Special Guest - Korver présente "Where unfair business happens"

(Article proposé par un chroniqueur indépendant invité sur ce blog, Korver.)

Comme tous les Etats totalitaires, la NBA n'a cure des protestations et des vélléités de changement. Alors que les bureaucrates se délectent en ce moment d'une belle finale marketing qu'ils n'osaient même plus rêver un an plus tôt plombés par un Cleveland-San Antonio apocalyptique, des fuites commencent à sérieusement ébranler l'organisation*.

Chaque nuit, les cauchemars du bon « Commissaire » David Stern se résument à un nom : Tim Donaghy.
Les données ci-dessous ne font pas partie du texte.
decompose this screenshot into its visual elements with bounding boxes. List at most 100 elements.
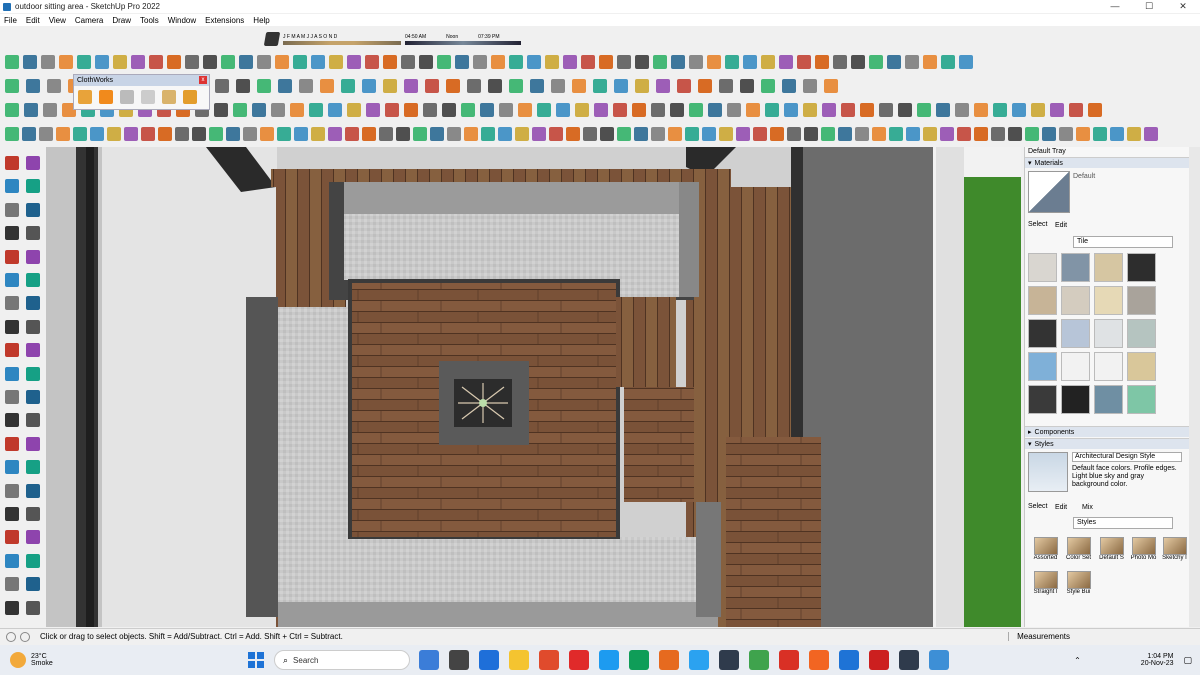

Pour ceux qui ne seraient pas coutumiers de cette histoire sordide à base de paris truqués et d'arbitres achetés, informez vous grâce aux liens mis à disposition plus bas.

En substance, les révélations de Donaghy sont consternantes et affligeantes pour le boss de la NBA et ses acolytes. Attention, rien à voir avec une bagarre de cour d'école à coups de « c'est lui qu'a commencé », on parle du FBI là, pas de révélations du « Droit de Savoir ». Plus que des faits et des séries volontairement truquées pour le compte de la NBA ou d'un proprio influent, c'est la collision aberrante entre les intérêts commerciaux de la NBA et l'application des règles du jeu qui fait froid dans le dos. Des arbitres amis avec des dirigeants de franchise, une NBA qui veut des séries et des matchs serrés pour son business, des rêgles à géométrie variable selon les besoins. Terrifiant.

On imagine déjà les répliques des accusés, mi-outrés mi-amusés d'accusations sans fondements aussi ridicules. Bien sûr, David Stern, en grand habitué de la propagande soviétique et de la communication opaque, n'a pas tardé à réagir. Tout est faux, évidemment, on n'attendait pas autre chose de sa part ... Comme au temps glorieux de l'URSS, la NBA est un univers clos n'admettant aucune contestation interne ou revendication. Pas de liberté d'expression ou d'entraves à l'intérêt général. La famine en Ukraine, les matchs truqués ? Des rumeurs orchestrées par des réactionnaires petits-bourgeois qui en veulent à la nation ... Bref, Soljenetsine, Donaghy, même combat, je ne vois pas de quoi vous parlez ( l'accent russe KGB est recommandé ).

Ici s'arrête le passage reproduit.